Moving from mush to actual chewable things — My Brutally Honest Review of Little Spoon Baby Food Deliveries

This is where things get genuinely terrifying, because you've to hand them solid pieces of food and just trust that they'll chew rather than inhale it. Little Spoon has these transitional meals called Biteables, which are essentially tiny, soft-cooked vegetables and pastas cut into microscopic pieces so you don't have to stand there with a paring knife turning a single carrot into fifty identical cubes while your children scream.

Of course, the transition to solid food directly coincides with teething, a cruel biological joke that ensures your child is in maximum pain right when you want them to practice biting. When they're cutting teeth and refusing absolutely everything except strawberry Calpol, the Squirrel Teether comes in incredibly handy. Matilda chews on the little acorn bit with the ferocity of a wild animal, and because it's just one solid piece of silicone, I can chuck it in the sink without worrying about mold growing in some hidden crevice.

The financial reality of outsourced sanity

If you're looking for a pristine, organized conclusion about whether this brand of baby food is objectively worth the subscription fee, I don't have one. It's undeniably a luxury service masquerading as a modern necessity.

Paying three or four dollars for a few ounces of mashed fruit and vegetables is absurd when you look at it purely mathematically. You could buy a bag of organic apples and a sweet potato for the cost of one tub. But you aren't paying for the ingredients; you're paying for the time you get back, the mental load you shed, and the immense relief of knowing you aren't accidentally poisoning your child with whatever heavy metals are allegedly lurking in the cheap supermarket alternatives.

For parents who can absorb the cost, it completely removes one of the most tedious, repetitive stressors of early parenthood. I'd love to say I eventually went back to hand-steaming local produce when we returned to London, but the truth is I immediately started desperately searching for a UK equivalent the moment our plane touched down at Heathrow.

You either pay with your money or you pay with your sanity, and after spending an hour scrubbing orange puree out of a dog's fur, you realize your sanity is probably worth protecting.

Browse our Kianao feeding essentials before you attempt your next mealtime negotiation.

Frequently Asked Questions

Is an expensive baby food subscription seriously worth the money?
If you genuinely enjoy batch cooking on a Sunday and don't mind your kitchen smelling constantly of boiled carrots, absolutely not. But if you're staring at a blender at 9 PM and fighting back tears because you forgot to make tomorrow's lunch, the financial hit suddenly feels like a very reasonable tax to pay for your mental health. It entirely depends on your budget and your breaking point.

What if my baby completely rejects the food?
They probably will, at least once. Florence threw an entire tub of premium kale puree at my head because it wasn't the exact temperature she preferred that day.
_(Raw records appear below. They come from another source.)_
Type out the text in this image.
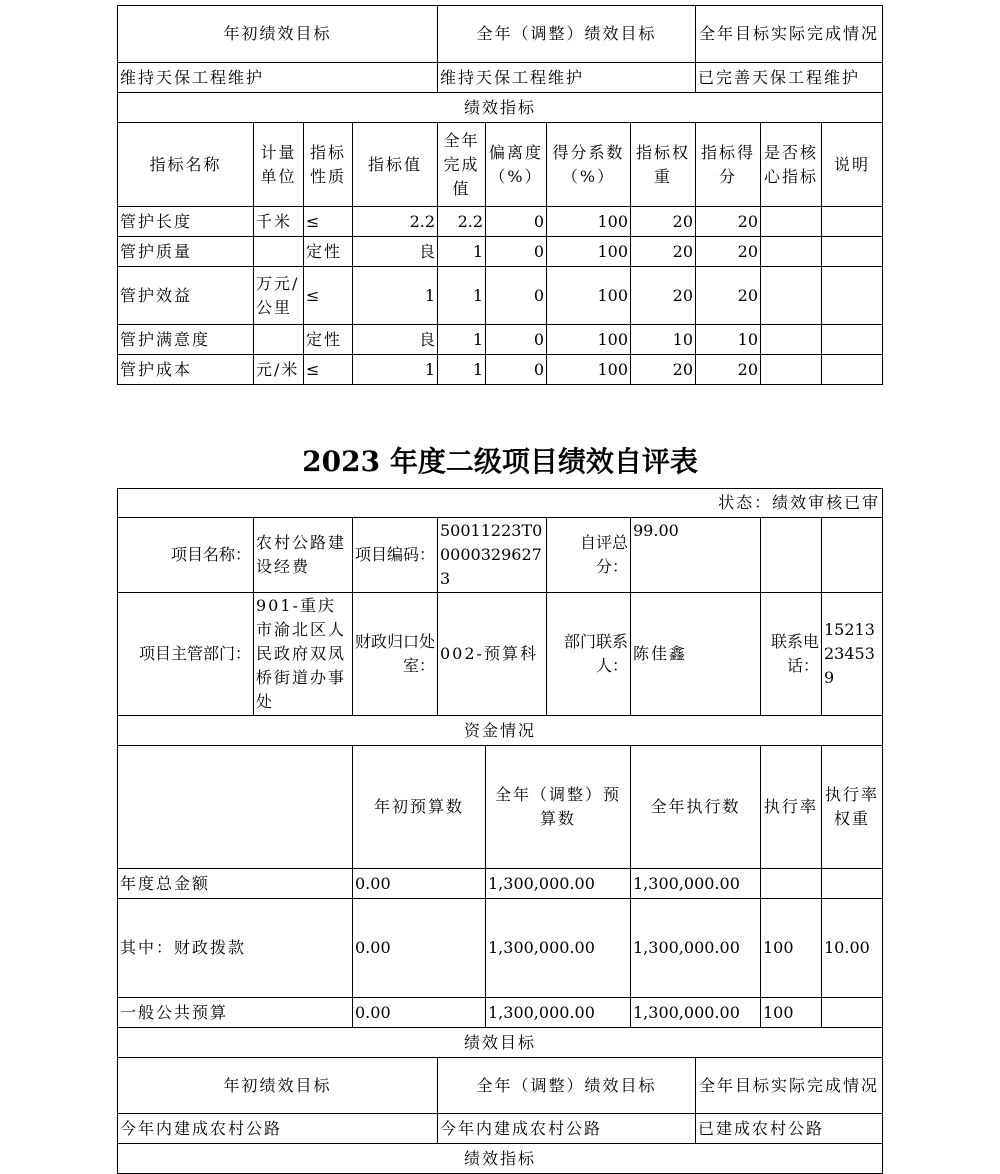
年初绩效目标				全年（调整）绩效目标				全年目标实际完成情况		
维持天保工程维护				维持天保工程维护				已完善天保工程维护		
绩效指标										
指标名称	计量单位	指标性质	指标值	全年完成值	偏离度（%）	得分系数（%）	指标权重	指标得分	是否核心指标	说明
管护长度	千米	≤	2.2	2.2	0	100	20	20		
管护质量		定性	良	1	0	100	20	20		
管护效益	万元/公里	≤	1	1	0	100	20	20		
管护满意度		定性	良	1	0	100	10	10		
管护成本	元/米	≤	1	1	0	100	20	20		
2023 年度二级项目绩效自评表
状态：绩效审核已审										
项目名称：	农村公路建设经费	项目编码：	50011223T000003296273		自评总分：	99.00				
项目主管部门：	901-重庆市渝北区人民政府双凤桥街道办事处	财政归口处室：	002-预算科		部门联系人：	陈佳鑫		联系电话：	15213234539	
资金情况										
		年初预算数		全年（调整）预算数		全年执行数		执行率	执行率权重	
年度总金额		0.00		1,300,000.00		1,300,000.00				
其中：财政拨款		0.00		1,300,000.00		1,300,000.00		100	10.00	
一般公共预算		0.00		1,300,000.00		1,300,000.00		100		
绩效目标										
年初绩效目标			全年（调整）绩效目标				全年目标实际完成情况			
今年内建成农村公路			今年内建成农村公路				已建成农村公路			
绩效指标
You just wipe it off your shirt, sigh deeply, and try again the next day, accepting that babies are chaotic dictators who change their culinary preferences based on the phases of the moon.

Do I really need to worry about heavy metals in baby food?
I'm not a scientist, and reading about arsenic in rice will absolutely ruin your afternoon, but my doctor suggested it's less about complete panic and more about sensible rotation. Don't feed them rice puffs for every single meal. Mix up the grains. Brands that test for this stuff just offer a layer of psychological comfort, which is sometimes worth paying for.

When should we switch from purees to finger foods?
Around eight or nine months, according to the professionals who seem to know what they're talking about. If you wait too long, they get terribly suspicious of textures. Just chop things up small, take a deep breath, and try not to visibly panic every time they make a weird gagging noise while learning how their tongue works.

How do I get sweet potato stains out of my clothes?
You don't. You simply accept that orange is your new signature color and eventually buy darker shirts. I've tried every stain remover on the market, and sweet potato puree remains completely impervious to chemical intervention.